The technical exploitation of this vulnerability occurs through a simple GET request to the /api/status endpoint, which demonstrates how insufficient input validation and authentication checks can create severe security implications. Attackers can retrieve comprehensive information about the system's datastore configuration including attachment protection passwords that control access to stored evidence and attachments. The vulnerability also exposes configured authentication providers which reveals whether the system uses local authentication, ldap, oauth, or other third-party identity management systems. Additionally, SSO settings are disclosed, providing attackers with critical information about single sign-on configurations that may be leveraged for further attacks.
The operational impact of this vulnerability extends beyond simple information disclosure as it provides attackers with detailed insights into the system's architecture and deployment configuration. Clustered node addresses and roles reveal the distributed nature of the deployment which could enable attackers to target specific nodes or understand the overall system topology. This information can be used to plan more sophisticated attacks including targeted denial-of-service attempts against critical cluster nodes or exploitation of specific vulnerabilities in particular node configurations. The exposure of MFA capabilities indicates whether multi-factor authentication is implemented, potentially revealing weaknesses in the overall authentication strategy.

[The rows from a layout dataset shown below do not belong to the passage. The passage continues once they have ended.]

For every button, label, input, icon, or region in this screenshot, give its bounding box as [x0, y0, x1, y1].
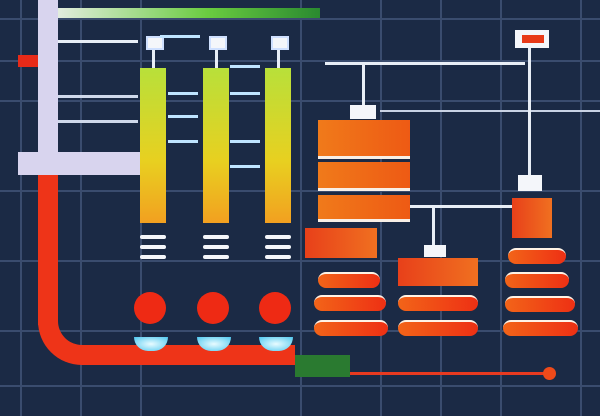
red-block [305, 228, 377, 258]
coil [265, 255, 291, 259]
level-dash [160, 35, 200, 38]
connector [410, 205, 530, 208]
tank-slab [318, 162, 410, 191]
grid-line [500, 0, 502, 416]
rung [58, 120, 138, 123]
column-cap [209, 36, 227, 50]
tank-ring [398, 320, 478, 336]
coil [265, 235, 291, 239]
tank-ring [505, 296, 575, 312]
grid-line [0, 385, 600, 387]
signal-endpoint [543, 367, 556, 380]
grid-line [580, 0, 582, 416]
signal-line [350, 372, 550, 375]
grid-line [440, 0, 442, 416]
pipe-elbow [38, 305, 98, 365]
level-dash [168, 92, 198, 95]
rung [58, 95, 138, 98]
level-dash [230, 140, 260, 143]
level-dash [230, 65, 260, 68]
tank-ring [505, 272, 569, 288]
tank-ring [314, 295, 386, 311]
nozzle-bowl [134, 337, 168, 351]
level-dash [230, 92, 260, 95]
nozzle-bowl [197, 337, 231, 351]
grid-line [0, 190, 600, 192]
level-dash [168, 115, 198, 118]
hanger [518, 175, 542, 191]
gauge-column [265, 68, 291, 223]
tank-ring [503, 320, 578, 336]
tank-slab [318, 195, 410, 222]
coil [140, 255, 166, 259]
gauge-column [140, 68, 166, 223]
valve-ball [197, 292, 229, 324]
level-dash [168, 140, 198, 143]
grid-line [0, 18, 600, 20]
grid-line [0, 100, 600, 102]
coil [203, 255, 229, 259]
tank-ring [398, 295, 478, 311]
coil [203, 235, 229, 239]
grid-line [20, 0, 22, 416]
connector [325, 62, 525, 65]
level-dash [230, 165, 260, 168]
hanger [424, 245, 446, 257]
tank-slab [318, 120, 410, 159]
gauge-column [203, 68, 229, 223]
red-block [512, 198, 552, 238]
tank-ring [314, 320, 388, 336]
connector [380, 110, 600, 112]
column-cap [271, 36, 289, 50]
rung [58, 40, 138, 43]
tank-ring [318, 272, 380, 288]
top-bar [40, 8, 320, 18]
coil [203, 245, 229, 249]
grid-line [0, 330, 600, 332]
valve-ball [259, 292, 291, 324]
nozzle-bowl [259, 337, 293, 351]
connector [528, 45, 531, 175]
red-marker [18, 55, 40, 67]
connector [362, 62, 365, 110]
column-stem [215, 45, 218, 70]
pipe-joint [295, 355, 350, 377]
coil [140, 245, 166, 249]
red-block [398, 258, 478, 286]
connector [432, 205, 435, 250]
grid-line [80, 0, 82, 416]
tank-ring [508, 248, 566, 264]
grid-line [0, 260, 600, 262]
column-stem [152, 45, 155, 70]
pipe-vertical [38, 175, 58, 325]
top-indicator-light [522, 35, 544, 43]
coil [265, 245, 291, 249]
panel-vertical [38, 0, 58, 175]
hanger [350, 105, 376, 119]
grid-line [0, 60, 600, 62]
panel-horizontal [18, 152, 140, 175]
column-cap [146, 36, 164, 50]
valve-ball [134, 292, 166, 324]
coil [140, 235, 166, 239]
grid-line [300, 0, 302, 416]
column-stem [277, 45, 280, 70]
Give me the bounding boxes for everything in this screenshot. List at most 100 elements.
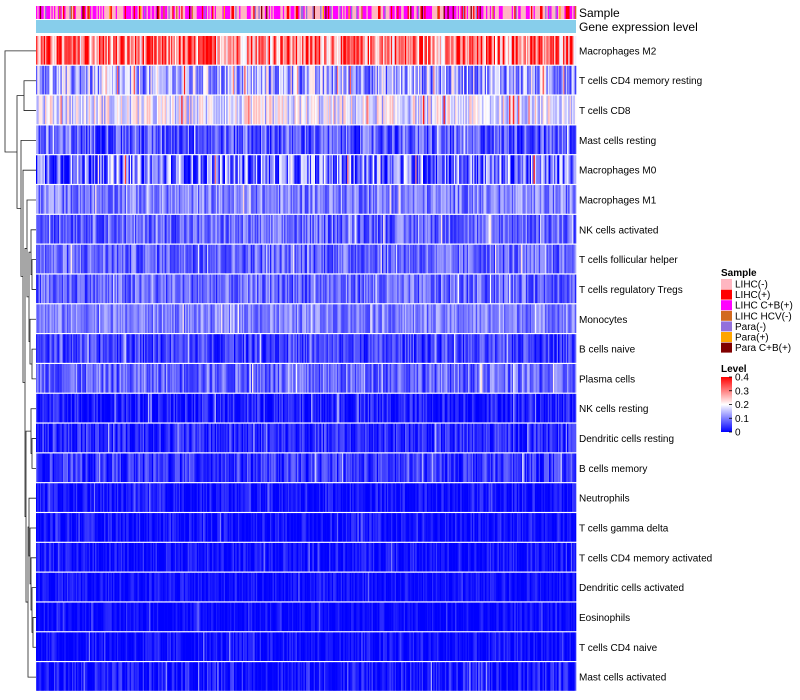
heatmap-cell xyxy=(255,125,258,155)
heatmap-cell xyxy=(262,65,264,95)
heatmap-cell xyxy=(453,65,456,95)
heatmap-cell xyxy=(518,244,520,274)
heatmap-cell xyxy=(78,155,81,184)
heatmap-cell xyxy=(284,36,286,65)
heatmap-cell xyxy=(411,155,414,184)
heatmap-cell xyxy=(221,65,223,95)
heatmap-cell xyxy=(156,36,159,65)
heatmap-cell xyxy=(522,125,524,155)
heatmap-cell xyxy=(428,274,430,304)
heatmap-cell xyxy=(360,185,362,214)
heatmap-cell xyxy=(222,36,225,65)
heatmap-cell xyxy=(344,36,347,65)
heatmap-cell xyxy=(266,214,268,244)
heatmap-cell xyxy=(564,125,567,155)
heatmap-cell xyxy=(450,334,452,363)
heatmap-cell xyxy=(570,65,573,95)
heatmap-cell xyxy=(65,304,68,333)
heatmap-cell xyxy=(397,244,399,274)
heatmap-cell xyxy=(122,244,124,274)
heatmap-cell xyxy=(339,214,342,244)
heatmap-cell xyxy=(306,65,308,95)
heatmap-cell xyxy=(429,334,432,363)
heatmap-cell xyxy=(92,304,95,333)
heatmap-cell xyxy=(343,185,345,214)
heatmap-cell xyxy=(189,185,191,214)
heatmap-cell xyxy=(316,244,318,274)
heatmap-cell xyxy=(333,36,335,65)
heatmap-cell xyxy=(299,274,302,304)
heatmap-cell xyxy=(491,304,493,333)
heatmap-cell xyxy=(510,36,513,65)
heatmap-cell xyxy=(96,155,99,184)
sample-cell xyxy=(275,6,277,19)
heatmap-cell xyxy=(531,185,533,214)
heatmap-cell xyxy=(489,244,492,274)
heatmap-cell xyxy=(390,304,393,333)
heatmap-cell xyxy=(285,125,288,155)
sample-cell xyxy=(72,6,74,19)
sample-cell xyxy=(505,6,507,19)
heatmap-cell xyxy=(57,155,60,184)
heatmap-cell xyxy=(493,334,496,363)
heatmap-cell xyxy=(297,304,299,333)
heatmap-cell xyxy=(425,36,428,65)
heatmap-cell xyxy=(276,95,279,125)
heatmap-cell xyxy=(425,125,428,155)
heatmap-cell xyxy=(128,214,131,244)
heatmap-cell xyxy=(124,214,127,244)
heatmap-cell xyxy=(380,155,383,184)
sample-cell xyxy=(504,6,506,19)
heatmap-cell xyxy=(331,36,334,65)
heatmap-cell xyxy=(178,125,181,155)
heatmap-cell xyxy=(447,65,450,95)
heatmap-cell xyxy=(497,185,500,214)
heatmap-cell xyxy=(217,155,219,184)
heatmap-cell xyxy=(375,274,378,304)
sample-cell xyxy=(237,6,240,19)
heatmap-cell xyxy=(75,65,78,95)
heatmap-cell xyxy=(392,125,394,155)
heatmap-cell xyxy=(189,95,191,125)
heatmap-cell xyxy=(234,304,236,333)
heatmap-cell xyxy=(482,274,484,304)
heatmap-cell xyxy=(63,36,65,65)
heatmap-cell xyxy=(248,274,250,304)
heatmap-cell xyxy=(483,244,486,274)
heatmap-cell xyxy=(396,244,398,274)
heatmap-cell xyxy=(306,334,308,363)
heatmap-cell xyxy=(141,155,144,184)
heatmap-cell xyxy=(428,185,430,214)
heatmap-cell xyxy=(376,304,379,333)
heatmap-cell xyxy=(415,185,417,214)
heatmap-cell xyxy=(447,304,450,333)
sample-cell xyxy=(45,6,47,19)
heatmap-cell xyxy=(551,214,554,244)
heatmap-cell xyxy=(545,185,547,214)
heatmap-cell xyxy=(294,95,297,125)
heatmap-cell xyxy=(335,304,338,333)
heatmap-cell xyxy=(496,214,498,244)
heatmap-cell xyxy=(214,125,217,155)
heatmap-cell xyxy=(253,274,255,304)
heatmap-cell xyxy=(455,334,457,363)
heatmap-cell xyxy=(252,274,254,304)
heatmap-cell xyxy=(207,185,209,214)
heatmap-cell xyxy=(74,65,77,95)
heatmap-cell xyxy=(513,125,515,155)
heatmap-cell xyxy=(367,274,370,304)
heatmap-cell xyxy=(349,95,352,125)
heatmap-cell xyxy=(329,65,331,95)
sample-cell xyxy=(324,6,326,19)
heatmap-cell xyxy=(352,125,354,155)
heatmap-cell xyxy=(60,125,63,155)
heatmap-cell xyxy=(138,244,141,274)
heatmap-cell xyxy=(565,65,568,95)
heatmap-cell xyxy=(45,214,47,244)
heatmap-cell xyxy=(545,125,547,155)
heatmap-cell xyxy=(177,65,180,95)
heatmap-cell xyxy=(397,36,399,65)
heatmap-cell xyxy=(425,334,428,363)
heatmap-cell xyxy=(424,155,426,184)
heatmap-cell xyxy=(559,36,561,65)
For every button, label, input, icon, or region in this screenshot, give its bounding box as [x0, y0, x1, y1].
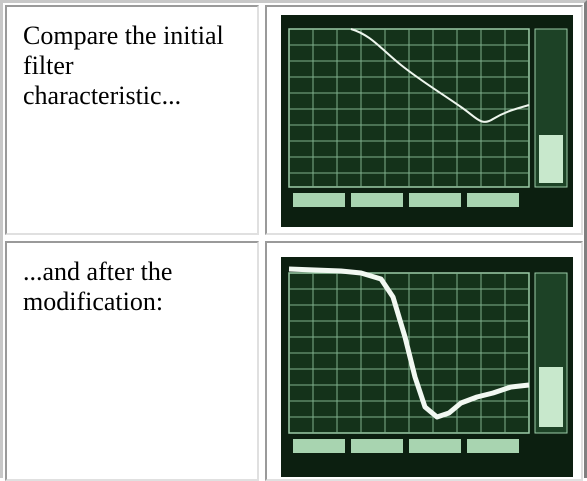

This vulnerability aligns with CWE-306 (Missing Authentication for Critical Function) and represents a failure in implementing proper access control mechanisms as outlined in the OWASP Top Ten 2021 category A07: Identification and Authentication Failures. The flaw also maps to ATT&CK technique T1213.002 (Data from Information Repositories) where adversaries collect information about system configurations to inform their attack strategies. Organizations using TheHive in production environments face significant risk as this vulnerability can be exploited without any specialized tools or advanced knowledge, making it particularly dangerous in environments where threat actors actively scan for such misconfigurations.
The recommended mitigations include immediate implementation of authentication enforcement on the /api/status endpoint through proper access control mechanisms that require valid credentials before returning system status information. Organizations should also implement network segmentation to limit access to administrative endpoints and consider implementing rate limiting to prevent automated enumeration attacks against the vulnerable endpoint. Regular security assessments should be conducted to identify similar authentication bypass vulnerabilities in other system components, and organizations should ensure that all sensitive configuration data is properly protected through appropriate access controls rather than relying on network-level protections alone.